Les déplacés de guerre qui ont fui les atrocités des rebelles du RDF-M23 vivant à Goma, chef-lieu de la province du Nord-Kivu, traversent une vie pénible.
Selon l’organisation Médecin Sans Frontières (MSF), des violences sexuelles sont enregistrées au jour le jour dans les sites de ces vulnérables. Dans un communiqué rendu public le jeudi 8 août 2024, cette organisation affirme que ces violences sexuelles ne concernent pas seulement les camps des déplacés mais aussi ses alentours.
Elle parle d’un bon nombre des filles mineures et femmes adultes qui ont été violées, parmi lesquelles des adolescentes.

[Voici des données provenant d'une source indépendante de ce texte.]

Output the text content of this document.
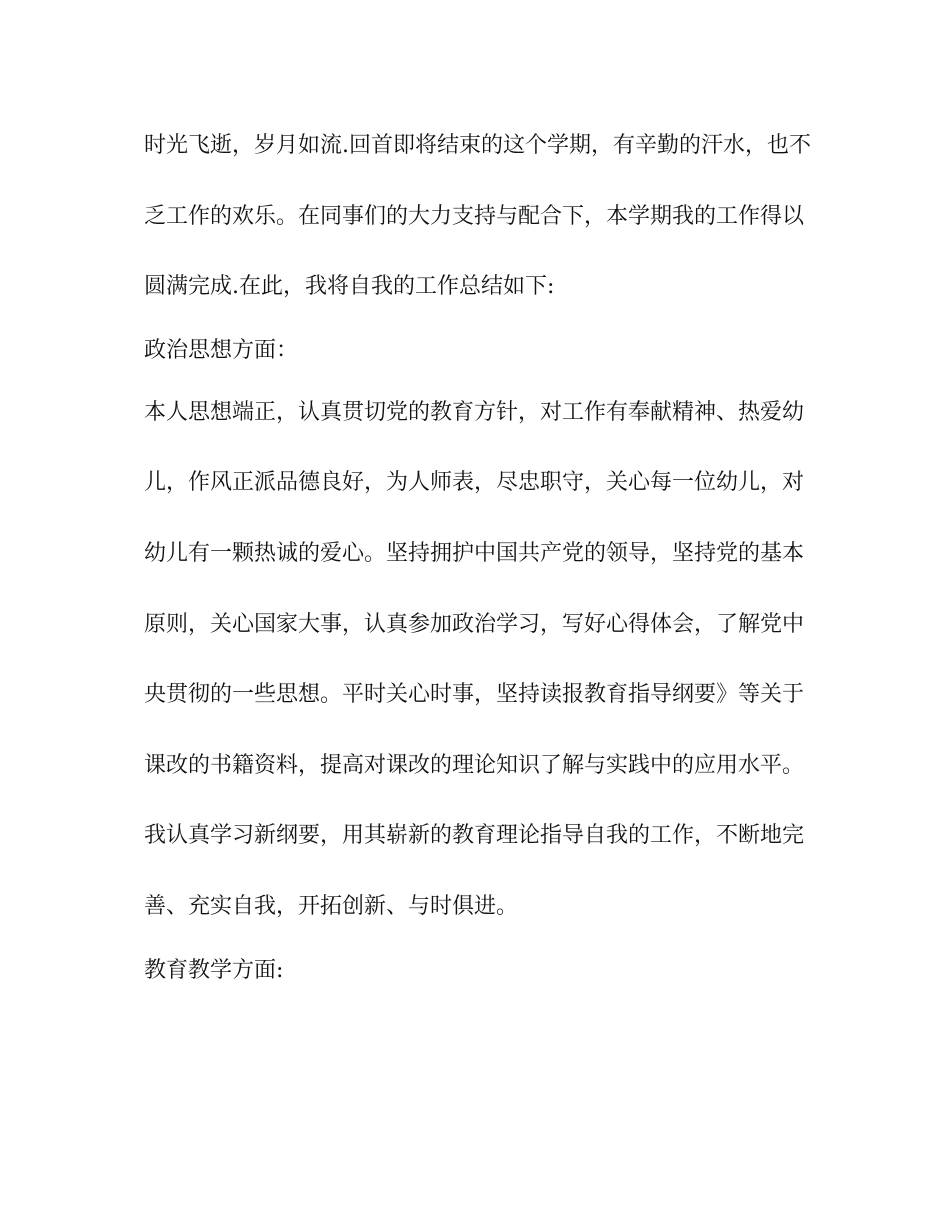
时光飞逝，岁月如流.回首即将结束的这个学期，有辛勤的汗水，也不

乏工作的欢乐。在同事们的大力支持与配合下，本学期我的工作得以

圆满完成.在此，我将自我的工作总结如下:

政治思想方面：

本人思想端正，认真贯切党的教育方针，对工作有奉献精神、热爱幼

儿，作风正派品德良好，为人师表，尽忠职守，关心每一位幼儿，对

幼儿有一颗热诚的爱心。坚持拥护中国共产党的领导，坚持党的基本

原则，关心国家大事，认真参加政治学习，写好心得体会，了解党中

央贯彻的一些思想。平时关心时事，坚持读报教育指导纲要》等关于

课改的书籍资料，提高对课改的理论知识了解与实践中的应用水平。

我认真学习新纲要，用其崭新的教育理论指导自我的工作，不断地完

善、充实自我，开拓创新、与时俱进。

教育教学方面:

‹‹ Les conditions de vie dans les sites des déplacés restent extrêmement précaires. En fuyant le conflit au Nord-Kivu, les centaines de milliers de personnes déplacées ont perdu leurs moyens de subsistance habituels. Parmi les femmes adultes de 20 à 44 ans, plus de 10% ont déclaré avoir été violées au cours de cinq mois précédant l’enquête (…) On constate également des pourcentages élevés parmi les adolescents ››, note ce communiqué.
À en croire notre source, les victimes sont, pour la plupart, violées par des hommes armés. C’est dans les champs et forêts où elles se rendent pour se ravitailler en produit de première nécessité que ces forfaits sont commis.
Des sources entrecoupées affirmaient jadis que certaines des femmes déplacées, dépourvues de tout, se font abuser sexuellement dans la recherche de l’argent pour leur survie.